Sono cinquantasettemila gli italiani “scomparsi” nei primi tre mesi dell’anno, frutto di una demografia che riduce la natalità, gonfia la mortalità e rende modesti i flussi migratori. Una perdita di popolazione che si aggiunge al calo di oltre duecentomila residenti nell’ultimo biennio 2015-2016. È vero che stiamo parlando dei dati finora prodotti dall’Istat relativi al solo primo trimestre dell’anno, ma è anche vero che presentano una tendenza preoccupante vista l’accelerazione di almeno due fenomeni.
Il primo è (ancora) quello della denatalità: nel primo trimestre del 2017 sono nati 112 mila bambini, pari ad un calo del 2,6 per cento rispetto allo stesso periodo dell’anno prima. Se gli altri tre trimestri confermassero la tendenza denatalistica, avremmo un 2017 con circa 460mila nati, inferiori anche ai 474mila dell’anno scorso quando – si disse – l’Italia marcò un record negativo assoluto dai tempi dell’Unità. Record (forse) oggi superato da un numero che confermerebbe anche un calo della popolazione italiana di circa tre milioni nei prossimi vent’anni e soprattutto una perversa e squilibrante combinazione di decremento dei giovani e crescita di anziani e grandi anziani.
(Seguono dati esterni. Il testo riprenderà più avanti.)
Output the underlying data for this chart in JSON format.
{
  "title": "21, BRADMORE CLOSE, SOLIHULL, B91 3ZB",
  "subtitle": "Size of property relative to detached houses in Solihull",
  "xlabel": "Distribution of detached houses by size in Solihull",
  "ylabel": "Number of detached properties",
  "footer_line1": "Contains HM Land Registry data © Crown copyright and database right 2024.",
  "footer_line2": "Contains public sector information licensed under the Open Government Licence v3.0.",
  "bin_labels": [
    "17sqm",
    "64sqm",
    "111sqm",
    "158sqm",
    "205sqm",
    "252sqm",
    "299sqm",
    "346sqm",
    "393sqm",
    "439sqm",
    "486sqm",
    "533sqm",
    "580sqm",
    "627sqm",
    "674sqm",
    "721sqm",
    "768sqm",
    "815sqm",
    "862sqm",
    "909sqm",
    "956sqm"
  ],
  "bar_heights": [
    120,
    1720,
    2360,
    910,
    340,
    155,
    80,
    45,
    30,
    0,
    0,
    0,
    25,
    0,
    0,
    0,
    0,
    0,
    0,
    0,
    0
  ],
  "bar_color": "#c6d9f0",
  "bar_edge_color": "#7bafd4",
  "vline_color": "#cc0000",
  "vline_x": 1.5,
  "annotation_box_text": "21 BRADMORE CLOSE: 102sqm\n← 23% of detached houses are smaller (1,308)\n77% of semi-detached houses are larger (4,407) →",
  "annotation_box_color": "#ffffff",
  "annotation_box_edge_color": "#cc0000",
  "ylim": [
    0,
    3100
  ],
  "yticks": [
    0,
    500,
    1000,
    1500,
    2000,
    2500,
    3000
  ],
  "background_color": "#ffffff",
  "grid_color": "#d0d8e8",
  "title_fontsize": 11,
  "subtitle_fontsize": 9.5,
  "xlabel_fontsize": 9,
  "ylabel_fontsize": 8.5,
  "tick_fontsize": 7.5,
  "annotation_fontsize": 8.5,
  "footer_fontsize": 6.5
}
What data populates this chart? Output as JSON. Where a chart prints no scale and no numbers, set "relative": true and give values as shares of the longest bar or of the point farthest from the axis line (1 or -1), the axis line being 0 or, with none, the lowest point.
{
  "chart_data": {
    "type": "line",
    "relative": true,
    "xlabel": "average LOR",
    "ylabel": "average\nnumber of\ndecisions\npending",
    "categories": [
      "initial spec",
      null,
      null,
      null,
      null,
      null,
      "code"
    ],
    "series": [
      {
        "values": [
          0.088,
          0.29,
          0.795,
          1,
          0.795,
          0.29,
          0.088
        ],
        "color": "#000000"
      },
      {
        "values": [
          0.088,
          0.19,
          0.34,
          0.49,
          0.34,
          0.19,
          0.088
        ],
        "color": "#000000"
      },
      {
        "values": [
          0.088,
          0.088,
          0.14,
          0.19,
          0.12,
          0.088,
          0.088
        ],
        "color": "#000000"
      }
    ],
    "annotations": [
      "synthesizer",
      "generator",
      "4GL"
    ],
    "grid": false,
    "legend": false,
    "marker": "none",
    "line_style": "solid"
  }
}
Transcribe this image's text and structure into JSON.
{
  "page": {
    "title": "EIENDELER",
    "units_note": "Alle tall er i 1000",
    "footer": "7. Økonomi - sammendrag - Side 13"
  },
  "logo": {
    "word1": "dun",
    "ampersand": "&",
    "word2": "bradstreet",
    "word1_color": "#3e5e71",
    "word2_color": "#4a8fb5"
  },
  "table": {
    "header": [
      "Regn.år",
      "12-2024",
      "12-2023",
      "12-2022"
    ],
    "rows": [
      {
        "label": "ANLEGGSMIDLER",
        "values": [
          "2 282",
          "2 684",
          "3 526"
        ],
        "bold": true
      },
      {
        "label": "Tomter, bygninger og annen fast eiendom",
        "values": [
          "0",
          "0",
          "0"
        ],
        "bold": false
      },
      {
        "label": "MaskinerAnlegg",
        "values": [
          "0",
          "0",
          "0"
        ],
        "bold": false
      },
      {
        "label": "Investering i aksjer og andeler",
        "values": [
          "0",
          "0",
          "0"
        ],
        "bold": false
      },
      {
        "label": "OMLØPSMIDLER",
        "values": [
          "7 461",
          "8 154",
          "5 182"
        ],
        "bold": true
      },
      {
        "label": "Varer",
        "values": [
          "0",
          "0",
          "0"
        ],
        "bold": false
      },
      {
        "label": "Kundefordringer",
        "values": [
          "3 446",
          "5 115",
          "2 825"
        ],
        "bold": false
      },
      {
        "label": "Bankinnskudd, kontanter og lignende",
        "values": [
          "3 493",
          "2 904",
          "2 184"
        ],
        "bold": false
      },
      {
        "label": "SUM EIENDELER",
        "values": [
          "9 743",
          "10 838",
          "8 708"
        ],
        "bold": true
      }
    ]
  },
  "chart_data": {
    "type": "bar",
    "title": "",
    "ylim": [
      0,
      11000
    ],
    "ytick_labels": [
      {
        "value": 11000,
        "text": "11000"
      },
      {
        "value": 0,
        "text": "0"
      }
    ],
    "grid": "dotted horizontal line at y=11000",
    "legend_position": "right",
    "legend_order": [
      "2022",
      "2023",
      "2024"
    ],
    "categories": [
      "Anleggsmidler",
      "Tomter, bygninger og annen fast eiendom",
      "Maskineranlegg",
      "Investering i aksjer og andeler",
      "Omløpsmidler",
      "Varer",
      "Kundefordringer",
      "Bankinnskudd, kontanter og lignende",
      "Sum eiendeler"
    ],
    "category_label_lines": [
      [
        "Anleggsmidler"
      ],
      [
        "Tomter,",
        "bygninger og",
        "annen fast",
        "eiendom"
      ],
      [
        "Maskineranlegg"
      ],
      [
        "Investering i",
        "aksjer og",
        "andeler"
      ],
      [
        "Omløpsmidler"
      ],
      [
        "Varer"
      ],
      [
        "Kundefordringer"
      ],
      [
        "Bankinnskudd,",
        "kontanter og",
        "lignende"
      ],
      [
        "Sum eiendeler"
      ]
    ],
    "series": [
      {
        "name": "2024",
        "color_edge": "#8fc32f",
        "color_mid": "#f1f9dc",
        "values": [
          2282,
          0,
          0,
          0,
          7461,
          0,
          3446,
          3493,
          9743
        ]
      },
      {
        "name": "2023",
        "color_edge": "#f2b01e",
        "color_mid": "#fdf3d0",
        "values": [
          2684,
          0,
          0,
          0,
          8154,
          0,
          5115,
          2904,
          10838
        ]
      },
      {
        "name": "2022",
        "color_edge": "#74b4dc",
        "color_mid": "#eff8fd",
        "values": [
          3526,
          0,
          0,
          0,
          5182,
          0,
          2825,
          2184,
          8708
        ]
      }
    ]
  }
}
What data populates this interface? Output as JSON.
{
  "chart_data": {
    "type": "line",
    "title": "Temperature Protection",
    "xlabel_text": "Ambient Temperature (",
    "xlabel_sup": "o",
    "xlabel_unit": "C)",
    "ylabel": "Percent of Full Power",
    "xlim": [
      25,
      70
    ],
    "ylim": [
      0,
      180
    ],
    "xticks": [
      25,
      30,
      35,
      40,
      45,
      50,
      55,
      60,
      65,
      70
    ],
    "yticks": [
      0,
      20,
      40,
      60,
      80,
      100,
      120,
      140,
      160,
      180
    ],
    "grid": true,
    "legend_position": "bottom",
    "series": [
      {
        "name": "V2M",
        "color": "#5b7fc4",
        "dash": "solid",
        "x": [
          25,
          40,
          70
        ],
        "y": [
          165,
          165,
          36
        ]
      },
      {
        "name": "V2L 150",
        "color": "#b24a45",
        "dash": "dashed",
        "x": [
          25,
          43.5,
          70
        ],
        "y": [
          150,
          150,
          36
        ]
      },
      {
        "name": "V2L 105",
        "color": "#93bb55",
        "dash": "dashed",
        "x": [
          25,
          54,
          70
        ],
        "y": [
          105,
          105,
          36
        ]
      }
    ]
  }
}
Il secondo fenomeno che ci segnalano i dati è quello dell’aumento dei decessi. Una crescita dei morti in una società che invecchia – pur longeva – è del tutto ovvia e fisiologica, anche perché stanno entrando nella terza età le numerose generazioni dei baby boomer. Tuttavia i 192mila morti registrati appaiono comunque “troppi”, dato che l’invecchiamento strutturale dovrebbe trascinare – in un anno – un incremento dei decessi del tre per cento ma non del quasi quindici com’è avvenuto.
È bene avvertire subito però che oggi di più non si può dire: occorreranno ulteriori dati ed informazioni epidemiologiche per comprendere le ragioni di questo imprevisto picco della mortalità. Che, se confermato nel tempo, porterebbe il numero dei morti del 2017 a sfondare le 700mila unità, un numero che ci farebbe perfino superare quelli dello spaventoso anno 1944 (furono 680 mila, ma le nascite furono ben 838mila, pur in piena guerra) avvicinandoci alla mortalità dei primi del Novecento.
Ovviamente il saldo naturale – nati meno morti – è ancora una volta pesantemente negativo per ottantamila unità, debolmente contrastato da un fiacco saldo migratorio positivo pari a ventitremila unità: il risultato algebrico complessivo è quindi pari a quella perdita di popolazione indicata all’inizio.
Ovviamente bisognerà vedere come andrà la demografia nei mesi successivi, anche se appare difficile prevedere chissà quali svolte radicali e “salvifiche”. L’inizio del 2017 è evidentemente assai critico sia sul fronte della natalità che su quello dei decessi. Mentre per quest’ultimo mancano a tutt’oggi elementi interpretativi, circa la denatalità non ci si deve stupire – scrive Chiara Saraceno in “L’equivoco della famiglia” – dato che
investire su una responsabilità a lungo termine senza ragionevoli certezze, né sul piano dell’occupazione né su quello dei trasferimenti, fa sì che molti (specie le donne) percepiscano il mettere al mondo dei figli non tanto come un azzardo quanto come un atto di irresponsabilità, verso se stessi ma soprattutto verso i potenziali figli.